Edith Wilson might not have intended it, but she became, in effect, America’s first woman President. By deciding which memos needed to be shown him and acted upon, by controlling all access to the President, she became the one who made the decisions.

The subsequent government-by-paralysis—and how subsequent American Presidents dealt with their health crisis—led to the adoption in 1967 of the 25th Amendment to the Constitution, providing for what to do in the event of a President’s inability to perform the duties of office any longer.

Her influence meant that Cabinet members and senior aides found themselves cut off from Wilson, and even, in the case of Secretary of State Robert Lansing, forced out (in the latter case, for conducting Cabinet meetings himself without the presence or knowledge of the President). It also meant that Wilson only heard arguments made in favor of compromise with the reservationists. He lost the two subsequent votes on the Treaty of Versailles—the first time the Senate ever rejected a peace treaty negotiated by any President.

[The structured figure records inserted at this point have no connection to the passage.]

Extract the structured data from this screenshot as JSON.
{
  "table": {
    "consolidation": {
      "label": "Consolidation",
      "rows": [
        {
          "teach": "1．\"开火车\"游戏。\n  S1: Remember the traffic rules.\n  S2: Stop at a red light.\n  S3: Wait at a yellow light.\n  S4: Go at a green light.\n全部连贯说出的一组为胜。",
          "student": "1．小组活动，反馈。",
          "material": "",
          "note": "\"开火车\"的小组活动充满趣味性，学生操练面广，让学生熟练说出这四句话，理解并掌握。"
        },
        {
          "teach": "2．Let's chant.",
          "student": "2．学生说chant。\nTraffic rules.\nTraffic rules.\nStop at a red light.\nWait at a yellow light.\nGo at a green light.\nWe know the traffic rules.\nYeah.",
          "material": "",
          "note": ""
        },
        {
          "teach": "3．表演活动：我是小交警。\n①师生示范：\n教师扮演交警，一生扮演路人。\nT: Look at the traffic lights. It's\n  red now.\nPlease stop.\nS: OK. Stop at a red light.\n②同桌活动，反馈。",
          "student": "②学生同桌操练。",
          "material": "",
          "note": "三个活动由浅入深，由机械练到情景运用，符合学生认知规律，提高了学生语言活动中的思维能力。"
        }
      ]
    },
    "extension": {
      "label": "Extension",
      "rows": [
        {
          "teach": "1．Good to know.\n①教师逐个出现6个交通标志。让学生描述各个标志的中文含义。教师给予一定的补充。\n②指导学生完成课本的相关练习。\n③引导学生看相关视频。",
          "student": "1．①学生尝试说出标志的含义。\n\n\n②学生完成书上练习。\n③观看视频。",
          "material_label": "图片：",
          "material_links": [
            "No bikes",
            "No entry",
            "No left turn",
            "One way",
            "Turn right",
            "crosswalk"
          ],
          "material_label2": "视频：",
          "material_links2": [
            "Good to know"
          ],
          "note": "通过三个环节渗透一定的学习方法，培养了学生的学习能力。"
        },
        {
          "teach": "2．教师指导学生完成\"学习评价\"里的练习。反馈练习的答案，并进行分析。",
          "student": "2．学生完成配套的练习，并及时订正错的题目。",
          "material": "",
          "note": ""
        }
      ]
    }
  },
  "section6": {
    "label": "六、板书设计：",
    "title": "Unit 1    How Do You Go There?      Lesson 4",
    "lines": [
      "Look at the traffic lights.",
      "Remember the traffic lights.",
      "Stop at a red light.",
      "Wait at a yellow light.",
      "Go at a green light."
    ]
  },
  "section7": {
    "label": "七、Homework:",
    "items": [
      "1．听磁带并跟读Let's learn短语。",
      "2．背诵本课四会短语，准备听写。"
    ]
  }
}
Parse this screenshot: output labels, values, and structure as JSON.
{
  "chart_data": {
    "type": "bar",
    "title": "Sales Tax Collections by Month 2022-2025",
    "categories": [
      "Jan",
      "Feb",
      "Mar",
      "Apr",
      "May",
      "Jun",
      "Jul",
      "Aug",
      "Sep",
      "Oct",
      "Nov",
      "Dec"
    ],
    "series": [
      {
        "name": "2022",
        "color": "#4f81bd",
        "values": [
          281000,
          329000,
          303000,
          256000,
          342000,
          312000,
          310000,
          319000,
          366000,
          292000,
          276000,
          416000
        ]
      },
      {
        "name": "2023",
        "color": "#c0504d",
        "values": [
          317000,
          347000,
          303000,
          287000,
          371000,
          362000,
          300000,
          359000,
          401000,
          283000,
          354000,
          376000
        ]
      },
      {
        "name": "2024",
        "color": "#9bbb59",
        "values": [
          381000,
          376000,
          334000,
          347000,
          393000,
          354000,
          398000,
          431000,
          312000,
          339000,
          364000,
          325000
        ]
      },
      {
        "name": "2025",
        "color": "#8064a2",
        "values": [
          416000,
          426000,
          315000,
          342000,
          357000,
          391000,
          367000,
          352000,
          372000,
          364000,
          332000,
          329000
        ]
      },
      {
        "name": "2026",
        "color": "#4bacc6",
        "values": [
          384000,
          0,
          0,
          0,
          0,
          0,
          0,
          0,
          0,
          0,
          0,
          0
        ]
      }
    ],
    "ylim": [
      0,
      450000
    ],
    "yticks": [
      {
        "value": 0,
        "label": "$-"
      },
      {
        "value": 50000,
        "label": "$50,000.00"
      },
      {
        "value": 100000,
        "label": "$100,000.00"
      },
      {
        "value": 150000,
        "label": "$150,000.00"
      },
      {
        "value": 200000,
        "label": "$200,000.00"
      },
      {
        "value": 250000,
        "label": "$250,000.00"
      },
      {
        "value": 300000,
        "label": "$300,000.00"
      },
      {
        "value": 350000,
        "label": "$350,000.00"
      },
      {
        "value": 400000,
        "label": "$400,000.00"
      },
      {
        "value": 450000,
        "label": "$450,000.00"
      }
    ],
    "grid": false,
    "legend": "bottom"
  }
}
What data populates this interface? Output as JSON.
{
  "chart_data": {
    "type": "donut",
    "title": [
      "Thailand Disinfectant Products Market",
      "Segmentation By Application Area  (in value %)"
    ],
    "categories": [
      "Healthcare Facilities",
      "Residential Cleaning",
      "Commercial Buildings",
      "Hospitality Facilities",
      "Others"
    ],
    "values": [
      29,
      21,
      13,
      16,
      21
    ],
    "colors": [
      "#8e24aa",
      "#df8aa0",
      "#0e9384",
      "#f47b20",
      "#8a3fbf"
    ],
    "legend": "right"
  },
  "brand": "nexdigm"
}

Not only did Wilson lose the vote on the League. By not resigning in favor of Vice President Thomas Marshall (a wisecracking pol who, though terrified of his possible responsibilities, was at least prepared to accommodate the reservationists), he also left the world rudderless as an obscure, Austrian-born corporal obsessed with ridding the world of Jews and others he deemed "not worthy of life" waited for his chance at power in Munich.
Several years ago, on a visit to the Woodrow Wilson Presidential Library and Museum in Staunton, Va., I saw a display that occupies an entire room. It contains a Pierce-Arrow limousine, which transported Wilson from New York to Washington after his return from France, then bought by friends after Wilson left the White House. Visitors love to stop and stare at this car, which was specially equipped with a button to enable the incapacitated President to direct his driver.

At the same time, the car vividly symbolizes power at the service of a paralyzed Presidency. For all its wonders, the Pierce-Arrow could not ease the frustrations of Wilson, who had not only lost power but his chance to reorder the world.